In this case, I feel quite good about the abstraction I propose above; it’s small and simple, and the types and integration points map very smoothly and straightforwardly to the code you might write anyways.

However, I’ve seen enthusiastic developers try to follow this approach and produce abstractions which require implementing a 13-method interface with subtle and unclear interactions between all of its methods in order to use the “abstraction.” In those cases, I find these components almost invariably add net complexity to the system, making it harder to test and understand. And the complexity (and, typically, poor documentation and enforcement) of the interface between the abstraction and the application makes it hard to have confidence that you’re using the abstraction right, or that the result of tests carry over to application code.

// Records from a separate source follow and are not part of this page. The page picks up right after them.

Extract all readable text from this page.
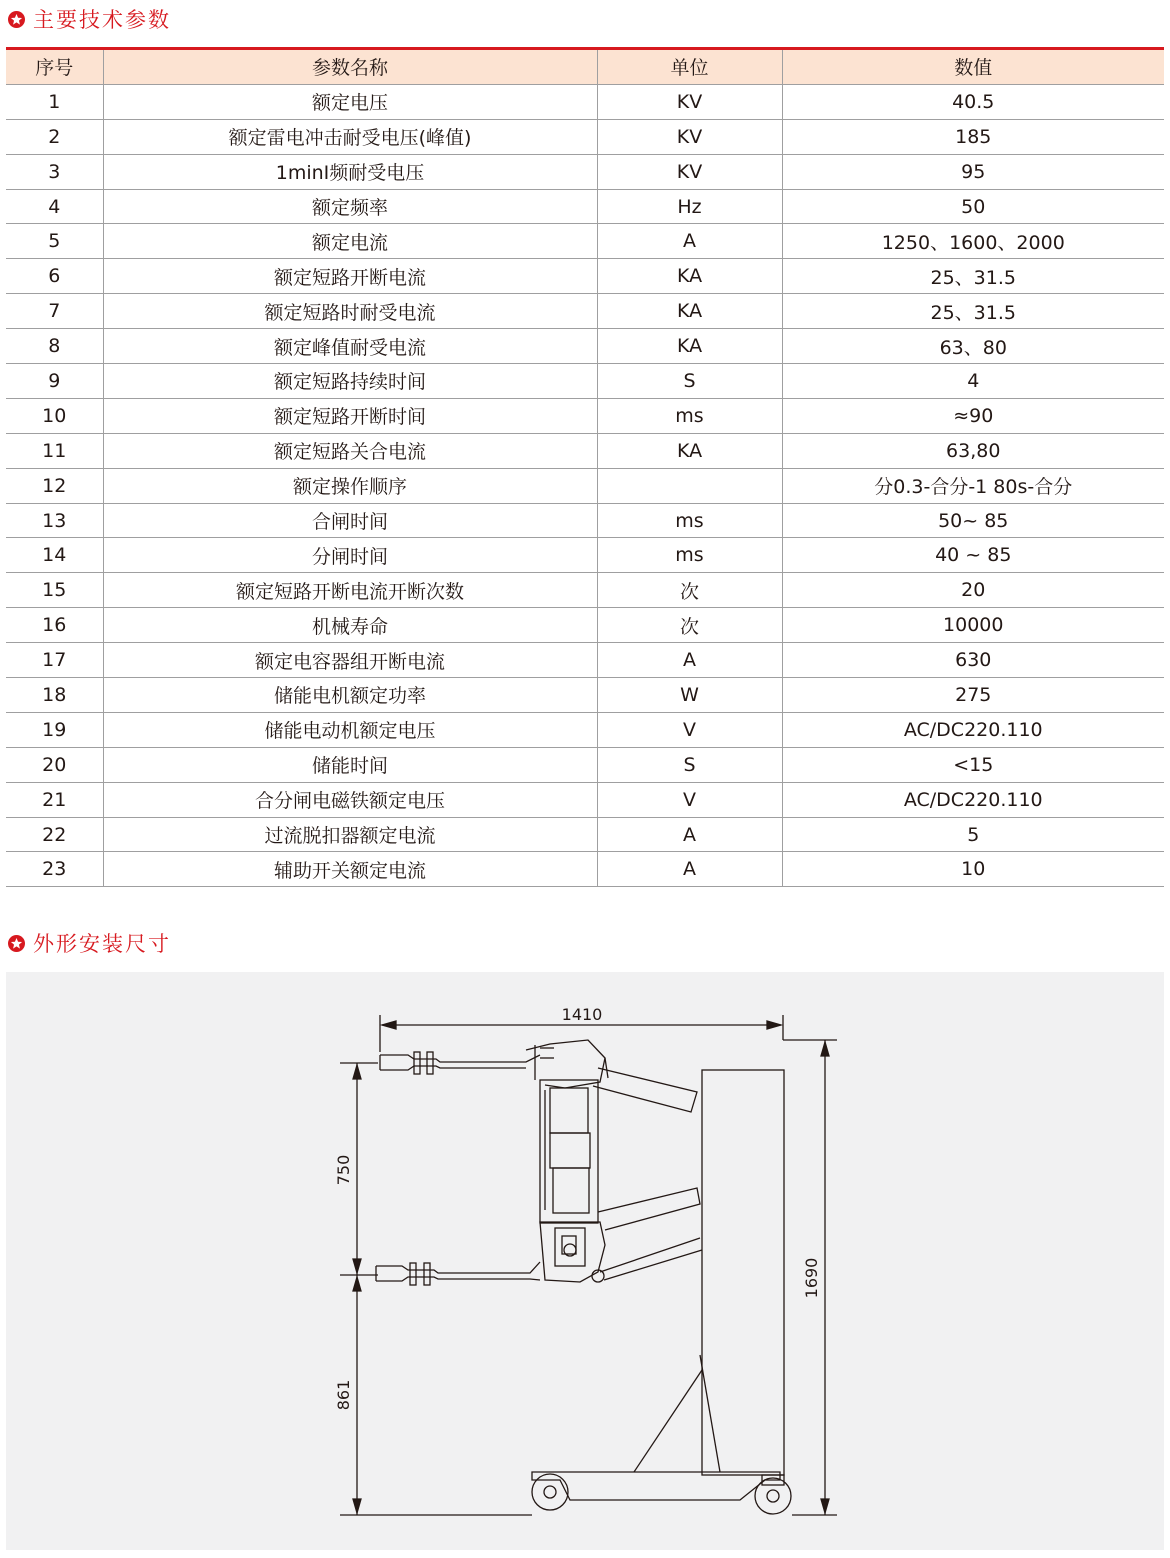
主要技术参数
序号	参数名称	单位	数值
1	额定电压	KV	40.5
2	额定雷电冲击耐受电压(峰值)	KV	185
3	1minI频耐受电压	KV	95
4	额定频率	Hz	50
5	额定电流	A	1250、1600、2000
6	额定短路开断电流	KA	25、31.5
7	额定短路时耐受电流	KA	25、31.5
8	额定峰值耐受电流	KA	63、80
9	额定短路持续时间	S	4
10	额定短路开断时间	ms	≈90
11	额定短路关合电流	KA	63,80
12	额定操作顺序		分0.3-合分-1 80s-合分
13	合闸时间	ms	50~ 85
14	分闸时间	ms	40 ~ 85
15	额定短路开断电流开断次数	次	20
16	机械寿命	次	10000
17	额定电容器组开断电流	A	630
18	储能电机额定功率	W	275
19	储能电动机额定电压	V	AC/DC220.110
20	储能时间	S	<15
21	合分闸电磁铁额定电压	V	AC/DC220.110
22	过流脱扣器额定电流	A	5
23	辅助开关额定电流	A	10
外形安装尺寸
1410
750
861
1690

Testing as a driver for good architecture  🔗︎

In this instance, I think the proposed abstraction above, or something similar, is probably actually an objectively desirable architecture for Alex’s problem, in addition to being easy to test. It keeps the “business logic” reading the files completely unchanged, with no new error-handling or awareness of the details of the object store. It isolates the S3 connection and retry logic into one place, close together and fairly generically — it’s easy to imagine slotting it in front of all uses of S3 in his application.

If I were instead pursing a “quick fix” to this problem, I might be tempted to inject ad hoc error handling and retries into whatever application code is calling Read on the ReadCloser, infecting the application code with additional error-handling and potentially also knowledge of the specific S3 backend. From an eye to long-term maintainability and sensible layering, I think that wrapping the retries entirely inside the ReadCloser makes a lot of sense. I view this case, therefore, as an instance where designing for testability actually ends up leading to better code overall. We started out with a simple question of “I wrote this code, how do I test it?” and by pulling on the thread and by bringing the question of “Can we redesign this?” into scope, we ended up both with better tests, and with better system design overall.